To turn your preferences into a legal document, set them down in a properly witnessed living will (a type of advance directive). Your doctors are supposed to act in accordance with what you’ve said. AARP provides state-specific forms at aarp.org/advancedirectives. Caring Connections also provides the forms, as does the American Bar Association. In many states, forms can also be found on the website of the attorney general.

Read any online forms carefully. Some deal mainly with the “easy” questions, such as whether you want treatment ended if you’re being kept alive mechanically. The better forms leave space for expressing your personal values. For example, what kinds of handicaps are you willing to live with? Would you want surgery if there’s a high risk of brain damage? Are you okay with life in a nursing home?

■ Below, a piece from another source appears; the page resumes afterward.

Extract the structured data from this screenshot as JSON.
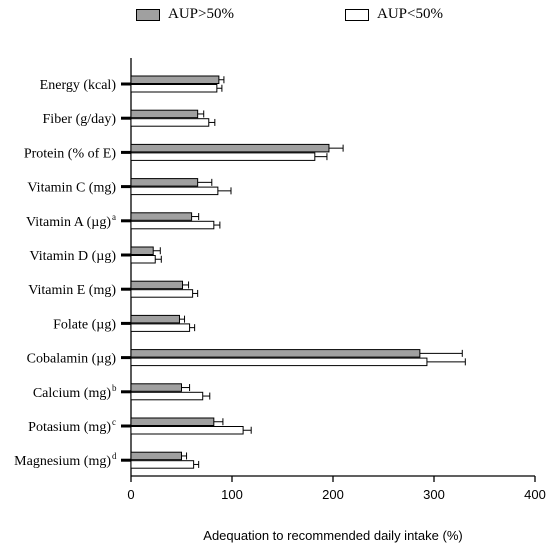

It’s especially helpful to say whether you’d want to be fed intravenously if your conditional is terminal. Medically, the answer may be “no.” Dying people lose their ability to process nutrients, according to the National Hospice and Palliative Care Organization. Even providing water might add to discomfort by creating bloat. Well-meaning relatives need to know these things.

If you want to try everything that might keep you alive, it’s also important to say so. Doctors generally won’t provide treatment they think is futile but will go the last mile if that is your written wish and your family insists.

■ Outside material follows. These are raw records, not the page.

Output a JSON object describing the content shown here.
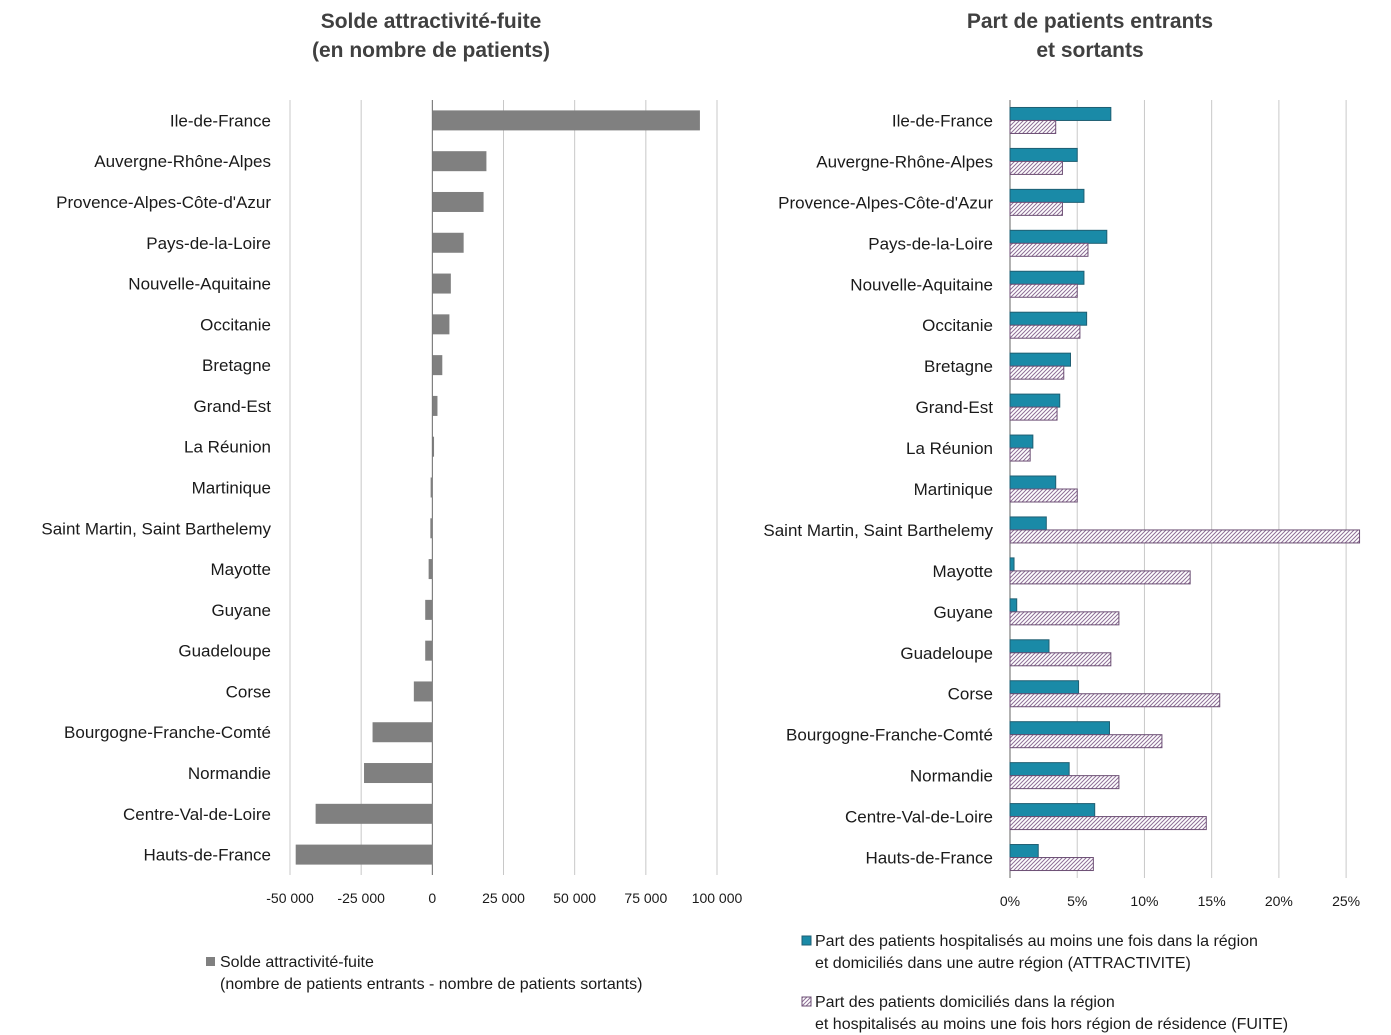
{
  "chart_data": [
    {
      "type": "bar",
      "orientation": "horizontal",
      "title": [
        "Solde attractivité-fuite",
        "(en nombre de patients)"
      ],
      "categories": [
        "Ile-de-France",
        "Auvergne-Rhône-Alpes",
        "Provence-Alpes-Côte-d'Azur",
        "Pays-de-la-Loire",
        "Nouvelle-Aquitaine",
        "Occitanie",
        "Bretagne",
        "Grand-Est",
        "La Réunion",
        "Martinique",
        "Saint Martin, Saint Barthelemy",
        "Mayotte",
        "Guyane",
        "Guadeloupe",
        "Corse",
        "Bourgogne-Franche-Comté",
        "Normandie",
        "Centre-Val-de-Loire",
        "Hauts-de-France"
      ],
      "series": [
        {
          "name": "Solde attractivité-fuite",
          "values": [
            94000,
            19000,
            18000,
            11000,
            6500,
            6000,
            3500,
            1800,
            600,
            -600,
            -700,
            -1300,
            -2500,
            -2500,
            -6500,
            -21000,
            -24000,
            -41000,
            -48000
          ],
          "color": "#808080"
        }
      ],
      "xlim": [
        -50000,
        100000
      ],
      "ticks": [
        -50000,
        -25000,
        0,
        25000,
        50000,
        75000,
        100000
      ],
      "tick_labels": [
        "-50 000",
        "-25 000",
        "0",
        "25 000",
        "50 000",
        "75 000",
        "100 000"
      ],
      "grid": "vertical",
      "legend": {
        "position": "bottom",
        "lines": [
          "Solde attractivité-fuite",
          "(nombre de patients entrants - nombre de patients sortants)"
        ]
      }
    },
    {
      "type": "bar",
      "orientation": "horizontal",
      "title": [
        "Part de patients entrants",
        "et sortants"
      ],
      "categories": [
        "Ile-de-France",
        "Auvergne-Rhône-Alpes",
        "Provence-Alpes-Côte-d'Azur",
        "Pays-de-la-Loire",
        "Nouvelle-Aquitaine",
        "Occitanie",
        "Bretagne",
        "Grand-Est",
        "La Réunion",
        "Martinique",
        "Saint Martin, Saint Barthelemy",
        "Mayotte",
        "Guyane",
        "Guadeloupe",
        "Corse",
        "Bourgogne-Franche-Comté",
        "Normandie",
        "Centre-Val-de-Loire",
        "Hauts-de-France"
      ],
      "series": [
        {
          "name": "Part des patients hospitalisés au moins une fois dans la région et domiciliés dans une autre région (ATTRACTIVITE)",
          "legend_lines": [
            "Part des patients hospitalisés au moins une fois dans la région",
            "et domiciliés dans une autre région (ATTRACTIVITE)"
          ],
          "values": [
            7.5,
            5.0,
            5.5,
            7.2,
            5.5,
            5.7,
            4.5,
            3.7,
            1.7,
            3.4,
            2.7,
            0.3,
            0.5,
            2.9,
            5.1,
            7.4,
            4.4,
            6.3,
            2.1
          ],
          "color": "#1a8aa7"
        },
        {
          "name": "Part des patients domiciliés dans la région et hospitalisés au moins une fois hors région de résidence (FUITE)",
          "legend_lines": [
            "Part des patients domiciliés dans la région",
            "et hospitalisés au moins une fois hors région de résidence (FUITE)"
          ],
          "values": [
            3.4,
            3.9,
            3.9,
            5.8,
            5.0,
            5.2,
            4.0,
            3.5,
            1.5,
            5.0,
            26.0,
            13.4,
            8.1,
            7.5,
            15.6,
            11.3,
            8.1,
            14.6,
            6.2
          ],
          "color": "#b49ab8"
        }
      ],
      "xlim": [
        0,
        27
      ],
      "ticks": [
        0,
        5,
        10,
        15,
        20,
        25
      ],
      "tick_labels": [
        "0%",
        "5%",
        "10%",
        "15%",
        "20%",
        "25%"
      ],
      "grid": "vertical",
      "legend": {
        "position": "bottom"
      }
    }
  ]
}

A living will is just the start. You also need to appoint someone as your health care proxy, to stand up for your wishes and make medical decisions that your will doesn’t cover. If you have no close family members, choose a trustworthy friend. You also should sign what’s known as a HIPAA release, giving your advocate access to your medical records.

You need to be especially careful in your planning if you have a degenerative disease, says Martin Shenkman, an attorney in Paramus, N.J., and author of Estate Planning for People with a Chronic Condition or Disability. Living will forms should be modified to include such things as experimental treatments outside the United States, if you want them. Breathing tubes might be fine if they help you maintain an acceptable life at home.

As the disease progresses, your choices might change, which you should also indicate in your living will. Be sure that your health care advocate has a deep understanding of your disease. He or she should live nearby, in case you have an attack and quick decisions are called for.

Religious people should talk with their family about anything in the will that might contravene their beliefs, Shenkman says. For example, some faiths expect doctors to take heroic measures that you might not want, or prohibit organ donation even if it helps advance research into your disease. Warn your family if you’re taking these steps, and be sure that your health care advocate is on your side.

Most end-of-life decisions are made peaceably, without living wills being invoked, says elder-care attorney Gregory French of Cincinnati. They’re invaluable, however, if siblings fight about “what Mom would want” (and the doctors duck).

When you make a regular will for your heirs, your attorney may provide his or her own versions of a living will and health care proxy. Modify them to suit your situation, then sign. As a last act, it’s a classy one.